André: Könnt ihr was zu dem eigentlich deutlichen Namen des neuen Albums sagen? „Da“ kann leicht mit „Hier sind wir“ interpretiert werden. Was steckt da mehr hinter?

Klaas: Ja, man könnte denken, dass das einfach das bedeutet, aber das wäre mir einfach zu albern. Deswegen heißt es auch nicht „Immer noch da“, sondern nur „DA“. Das ist aber natürlich eine Referenz auf den Song den wir als Single ausgekoppelt haben. Wir hatten dabei das Gefühl, dass dieser auch ein guter Repräsentant für das Album ist. „DA“ verweist daher mehr auf den Song und auf das damit verbundene Thema, weil das eines ist, was wir gern herausstellen, gern drüber sprechen und dabei das Gefühl haben, dass man über dieses Thema gut sprechen kann und auch sollte. Ganz so schlimm ist es noch nicht, dass wir vorne auf die Platte draufschreiben müssen, dass wir noch da sind.

André: Das Album ist mit neun Tracks ein recht kurzes Album. Mark du sagtest vorhin schon kurz, dass jedoch viel mehr Songs vorhanden sind. Vermutlich hast du die Frage eh schon recht gut beantwortet. Warum habt ihr euch für lediglich neun Tracks entschieden?

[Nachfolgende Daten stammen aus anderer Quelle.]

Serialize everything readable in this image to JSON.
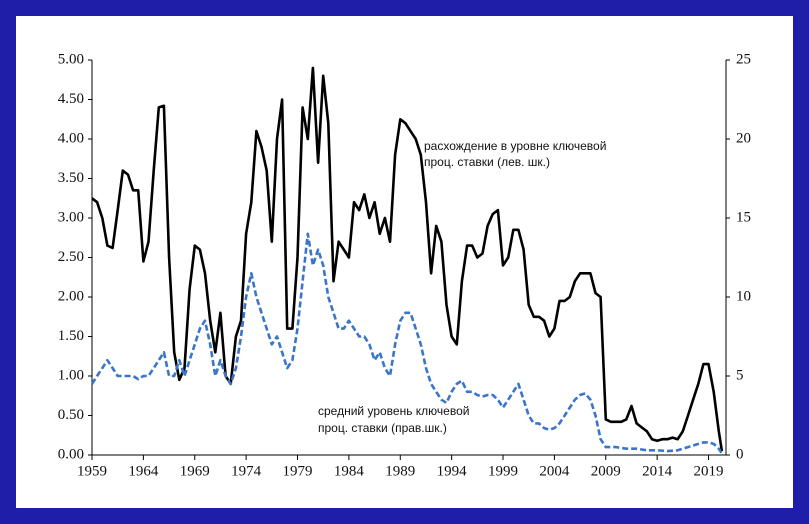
{
  "chart_data": {
    "type": "line",
    "annotations": [
      [
        "расхождение в уровне ключевой",
        "проц. ставки (лев. шк.)"
      ],
      [
        "средний уровень ключевой",
        "проц. ставки (прав.шк.)"
      ]
    ],
    "xlim": [
      1959,
      2020.7
    ],
    "xticks": [
      1959,
      1964,
      1969,
      1974,
      1979,
      1984,
      1989,
      1994,
      1999,
      2004,
      2009,
      2014,
      2019
    ],
    "ylim": [
      0,
      5
    ],
    "yticks": [
      {
        "value": 0,
        "label": "0.00"
      },
      {
        "value": 0.5,
        "label": "0.50"
      },
      {
        "value": 1,
        "label": "1.00"
      },
      {
        "value": 1.5,
        "label": "1.50"
      },
      {
        "value": 2,
        "label": "2.00"
      },
      {
        "value": 2.5,
        "label": "2.50"
      },
      {
        "value": 3,
        "label": "3.00"
      },
      {
        "value": 3.5,
        "label": "3.50"
      },
      {
        "value": 4,
        "label": "4.00"
      },
      {
        "value": 4.5,
        "label": "4.50"
      },
      {
        "value": 5,
        "label": "5.00"
      }
    ],
    "y2lim": [
      0,
      25
    ],
    "y2ticks": [
      0,
      5,
      10,
      15,
      20,
      25
    ],
    "series": [
      {
        "color": "#000000",
        "dashed": false,
        "axis": "y",
        "x": [
          1959,
          1959.5,
          1960,
          1960.5,
          1961,
          1961.5,
          1962,
          1962.5,
          1963,
          1963.5,
          1964,
          1964.5,
          1965,
          1965.5,
          1966,
          1966.5,
          1967,
          1967.5,
          1968,
          1968.5,
          1969,
          1969.5,
          1970,
          1970.5,
          1971,
          1971.5,
          1972,
          1972.5,
          1973,
          1973.5,
          1974,
          1974.5,
          1975,
          1975.5,
          1976,
          1976.5,
          1977,
          1977.5,
          1978,
          1978.5,
          1979,
          1979.5,
          1980,
          1980.5,
          1981,
          1981.5,
          1982,
          1982.5,
          1983,
          1983.5,
          1984,
          1984.5,
          1985,
          1985.5,
          1986,
          1986.5,
          1987,
          1987.5,
          1988,
          1988.5,
          1989,
          1989.5,
          1990,
          1990.5,
          1991,
          1991.5,
          1992,
          1992.5,
          1993,
          1993.5,
          1994,
          1994.5,
          1995,
          1995.5,
          1996,
          1996.5,
          1997,
          1997.5,
          1998,
          1998.5,
          1999,
          1999.5,
          2000,
          2000.5,
          2001,
          2001.5,
          2002,
          2002.5,
          2003,
          2003.5,
          2004,
          2004.5,
          2005,
          2005.5,
          2006,
          2006.5,
          2007,
          2007.5,
          2008,
          2008.5,
          2009,
          2009.5,
          2010,
          2010.5,
          2011,
          2011.5,
          2012,
          2012.5,
          2013,
          2013.5,
          2014,
          2014.5,
          2015,
          2015.5,
          2016,
          2016.5,
          2017,
          2017.5,
          2018,
          2018.5,
          2019,
          2019.5,
          2020,
          2020.3
        ],
        "values": [
          3.25,
          3.2,
          3.0,
          2.65,
          2.62,
          3.1,
          3.6,
          3.55,
          3.35,
          3.35,
          2.45,
          2.7,
          3.6,
          4.4,
          4.42,
          2.5,
          1.3,
          0.95,
          1.1,
          2.1,
          2.65,
          2.6,
          2.3,
          1.7,
          1.3,
          1.8,
          1.0,
          0.9,
          1.5,
          1.7,
          2.8,
          3.2,
          4.1,
          3.9,
          3.6,
          2.7,
          4.0,
          4.5,
          1.6,
          1.6,
          2.5,
          4.4,
          4.0,
          4.9,
          3.7,
          4.8,
          4.2,
          2.2,
          2.7,
          2.6,
          2.5,
          3.2,
          3.1,
          3.3,
          3.0,
          3.2,
          2.8,
          3.0,
          2.7,
          3.8,
          4.25,
          4.2,
          4.1,
          4.0,
          3.8,
          3.2,
          2.3,
          2.9,
          2.7,
          1.9,
          1.5,
          1.4,
          2.2,
          2.65,
          2.65,
          2.5,
          2.55,
          2.9,
          3.05,
          3.1,
          2.4,
          2.5,
          2.85,
          2.85,
          2.6,
          1.9,
          1.75,
          1.75,
          1.7,
          1.5,
          1.6,
          1.95,
          1.95,
          2.0,
          2.2,
          2.3,
          2.3,
          2.3,
          2.05,
          2.0,
          0.45,
          0.42,
          0.42,
          0.42,
          0.45,
          0.62,
          0.4,
          0.35,
          0.3,
          0.2,
          0.18,
          0.2,
          0.2,
          0.22,
          0.2,
          0.3,
          0.5,
          0.7,
          0.9,
          1.15,
          1.15,
          0.8,
          0.3,
          0.05
        ]
      },
      {
        "color": "#3a75c8",
        "dashed": true,
        "axis": "y2",
        "x": [
          1959,
          1959.5,
          1960,
          1960.5,
          1961,
          1961.5,
          1962,
          1962.5,
          1963,
          1963.5,
          1964,
          1964.5,
          1965,
          1965.5,
          1966,
          1966.5,
          1967,
          1967.5,
          1968,
          1968.5,
          1969,
          1969.5,
          1970,
          1970.5,
          1971,
          1971.5,
          1972,
          1972.5,
          1973,
          1973.5,
          1974,
          1974.5,
          1975,
          1975.5,
          1976,
          1976.5,
          1977,
          1977.5,
          1978,
          1978.5,
          1979,
          1979.5,
          1980,
          1980.5,
          1981,
          1981.5,
          1982,
          1982.5,
          1983,
          1983.5,
          1984,
          1984.5,
          1985,
          1985.5,
          1986,
          1986.5,
          1987,
          1987.5,
          1988,
          1988.5,
          1989,
          1989.5,
          1990,
          1990.5,
          1991,
          1991.5,
          1992,
          1992.5,
          1993,
          1993.5,
          1994,
          1994.5,
          1995,
          1995.5,
          1996,
          1996.5,
          1997,
          1997.5,
          1998,
          1998.5,
          1999,
          1999.5,
          2000,
          2000.5,
          2001,
          2001.5,
          2002,
          2002.5,
          2003,
          2003.5,
          2004,
          2004.5,
          2005,
          2005.5,
          2006,
          2006.5,
          2007,
          2007.5,
          2008,
          2008.5,
          2009,
          2010,
          2011,
          2012,
          2013,
          2014,
          2015,
          2016,
          2017,
          2018,
          2018.5,
          2019,
          2019.5,
          2020,
          2020.3
        ],
        "values": [
          4.5,
          5,
          5.5,
          6,
          5.5,
          5,
          5,
          5,
          5,
          4.8,
          5,
          5,
          5.5,
          6,
          6.5,
          5,
          5,
          6,
          5,
          6,
          7,
          8,
          8.5,
          7,
          5,
          6,
          5,
          4.5,
          5.5,
          7.5,
          10,
          11.5,
          10,
          9,
          8,
          7,
          7.5,
          6.5,
          5.5,
          6,
          8,
          11,
          14,
          12,
          13,
          12,
          10,
          9,
          8,
          8,
          8.5,
          8,
          7.5,
          7.5,
          7,
          6,
          6.5,
          5.5,
          5,
          7,
          8.5,
          9,
          9,
          8,
          7,
          5.5,
          4.5,
          4,
          3.5,
          3.3,
          4,
          4.5,
          4.7,
          4,
          4,
          3.8,
          3.7,
          3.8,
          3.8,
          3.5,
          3,
          3.5,
          4,
          4.5,
          3.5,
          2.5,
          2,
          2,
          1.7,
          1.6,
          1.7,
          2,
          2.5,
          3,
          3.5,
          3.8,
          3.9,
          3.5,
          2.5,
          1,
          0.5,
          0.5,
          0.4,
          0.4,
          0.3,
          0.3,
          0.25,
          0.3,
          0.5,
          0.7,
          0.8,
          0.8,
          0.7,
          0.4,
          0.1
        ]
      }
    ]
  }
}
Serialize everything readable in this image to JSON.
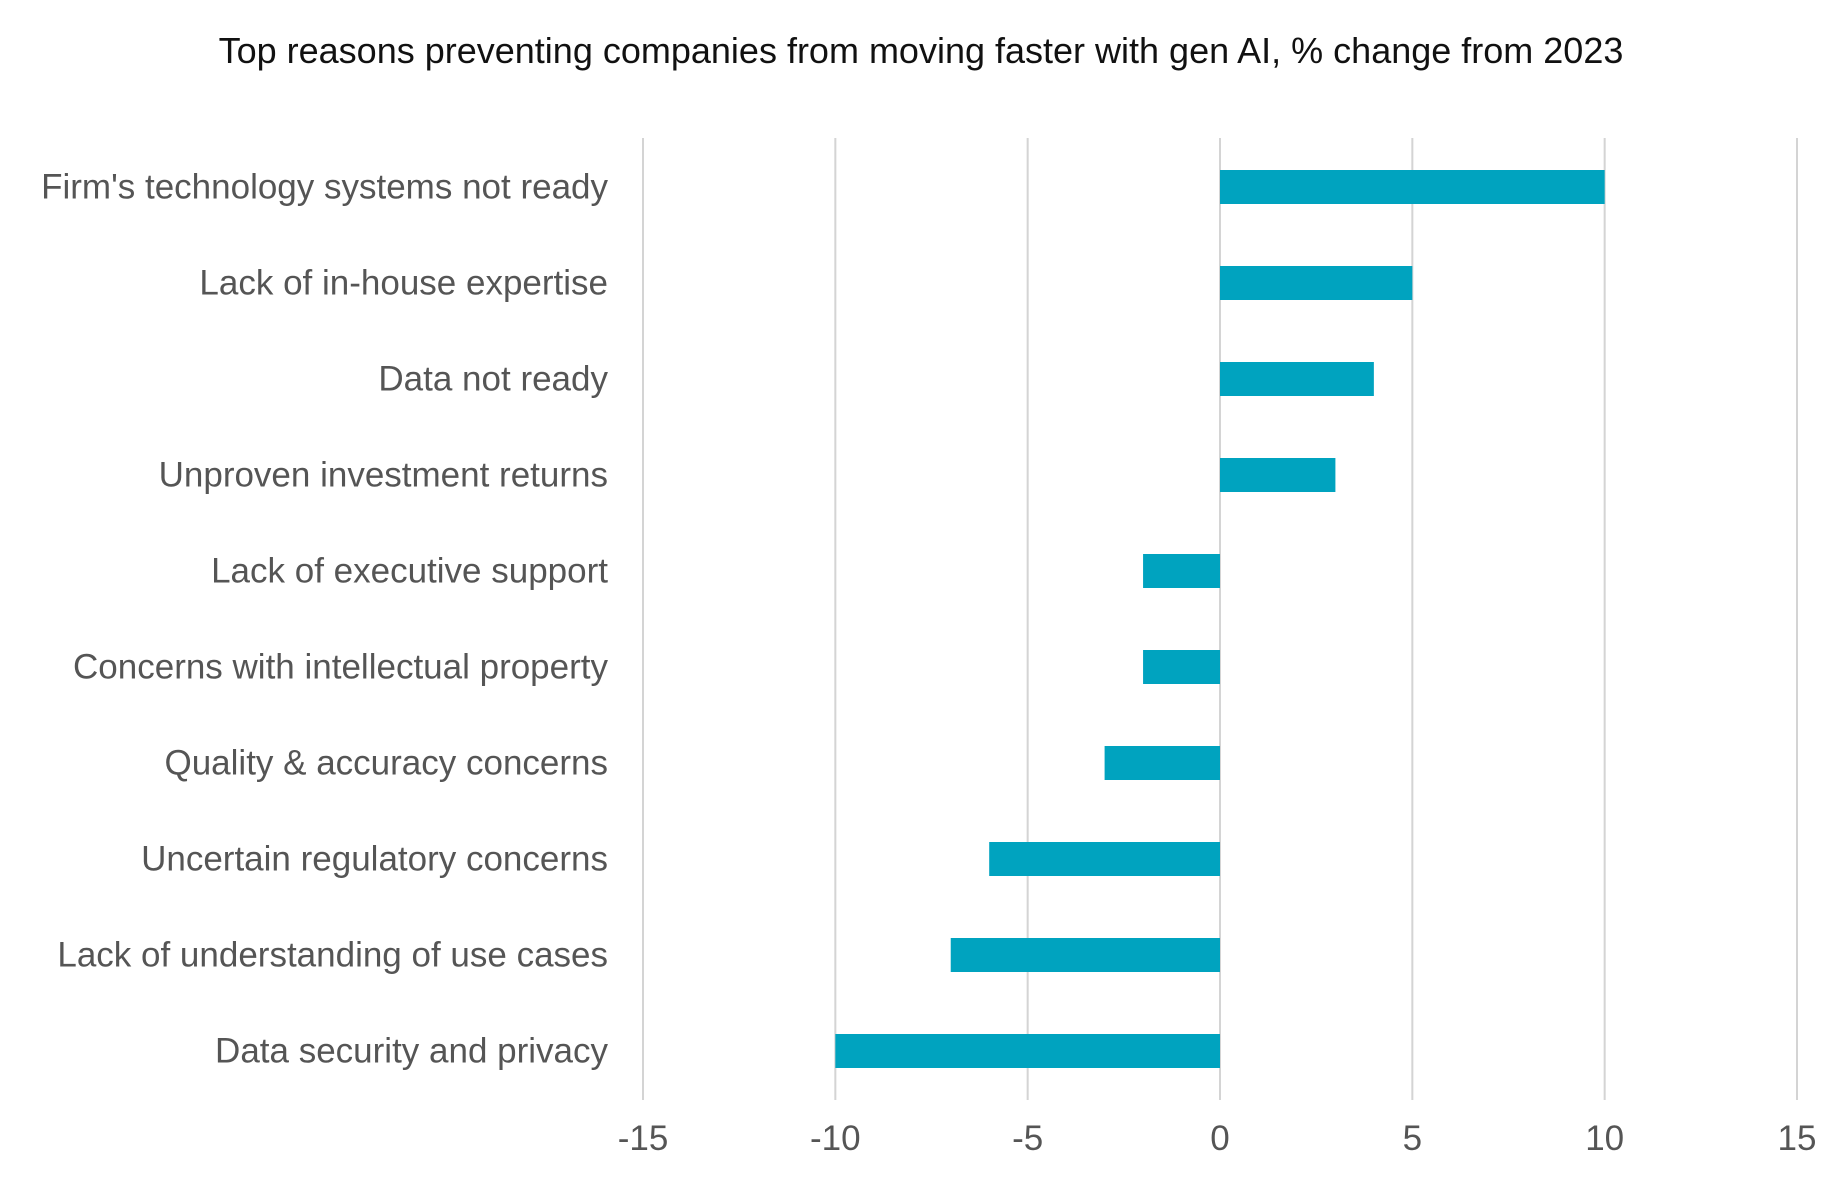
{
  "chart_data": {
    "type": "bar",
    "orientation": "horizontal",
    "title": "Top reasons preventing companies from moving faster with gen AI, % change from 2023",
    "xlabel": "",
    "ylabel": "",
    "categories": [
      "Firm's technology systems not ready",
      "Lack of in-house expertise",
      "Data not ready",
      "Unproven investment returns",
      "Lack of executive support",
      "Concerns with intellectual property",
      "Quality & accuracy concerns",
      "Uncertain regulatory concerns",
      "Lack of understanding of use cases",
      "Data security and privacy"
    ],
    "values": [
      10,
      5,
      4,
      3,
      -2,
      -2,
      -3,
      -6,
      -7,
      -10
    ],
    "xlim": [
      -15,
      15
    ],
    "xticks": [
      -15,
      -10,
      -5,
      0,
      5,
      10,
      15
    ],
    "xtick_labels": [
      "-15",
      "-10",
      "-5",
      "0",
      "5",
      "10",
      "15"
    ],
    "grid": true,
    "legend": "none",
    "bar_color": "#00A3BF",
    "grid_color": "#d4d4d4",
    "text_color": "#555555"
  }
}
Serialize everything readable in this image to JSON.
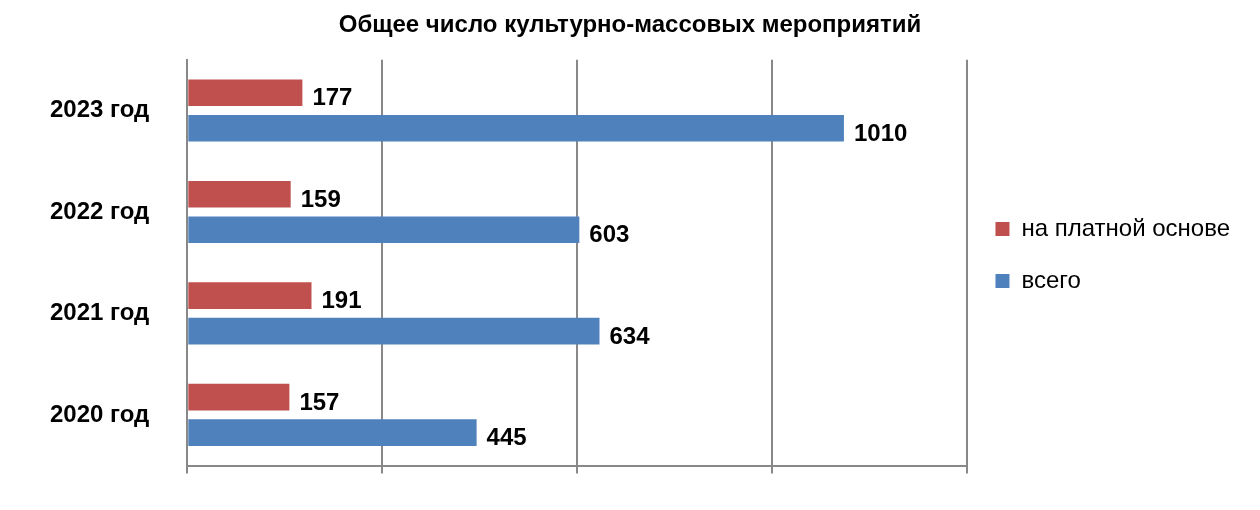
{
  "chart_data": {
    "type": "bar",
    "orientation": "horizontal",
    "title": "Общее число культурно-массовых мероприятий",
    "categories": [
      "2023 год",
      "2022 год",
      "2021 год",
      "2020 год"
    ],
    "series": [
      {
        "name": "на платной основе",
        "color": "#c0504d",
        "values": [
          177,
          159,
          191,
          157
        ]
      },
      {
        "name": "всего",
        "color": "#4f81bd",
        "values": [
          1010,
          603,
          634,
          445
        ]
      }
    ],
    "xlim": [
      0,
      1200
    ],
    "xticks": [
      {
        "value": 0,
        "label": null
      },
      {
        "value": 300,
        "label": null
      },
      {
        "value": 600,
        "label": null
      },
      {
        "value": 900,
        "label": null
      },
      {
        "value": 1200,
        "label": null
      }
    ],
    "grid": "x",
    "legend": "right",
    "data_labels": true
  }
}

Mark: Genau, das hatte ich schon angedeutet. Man könnte viel mehr Lieder auf die Platte legen. Es gibt viele Bands die machen das auch und bringen Doppelalben raus.   Oft ist das nur eine quantitative Steigerung, aber ob das der Qualität immer so gut tut, das weiß ich nicht. Ich muss auch ehrlich sagen, dass ich jemand bin, der auf einem Konzert happy ist, wenn nach 80 Minuten dann Schluss ist. Das ist das Live-Pendant zur Platte – dass vielleicht doppelt so lang gespielt wird. Das hat bei Gloria aber einfach damit zu tun, dass wir immer erst gucken was gehört auf das Album, was möchten wir der Welt zeigen, was ist fertig, zu Ende formuliert, was funktioniert und was nicht? Und dann ganz am Ende addieren wir alles und sehen die Minutenzahl oder die Anzahl von Songs. Wir haben zum Glück – da kommen wir wieder auf Grönland zu sprechen – ein Label was da sagt „das ist eure Sache“. Ein Teil unserer Unabhängigkeit. Und bis jetzt habe ich auch noch nicht eine einzige Mail, bzw. Kommentar von unseren Fans gelesen – wir haben ja jetzt schon die dritte recht kurze Platte herausgebracht – in der dies vorwurfsvoll thematisiert wurde. Theoretisch ist das wohl wirklich ein Thema, aber im Leben eines Musikers, der eine Platte rausbringt wird man damit gar nicht so sehr konfrontiert.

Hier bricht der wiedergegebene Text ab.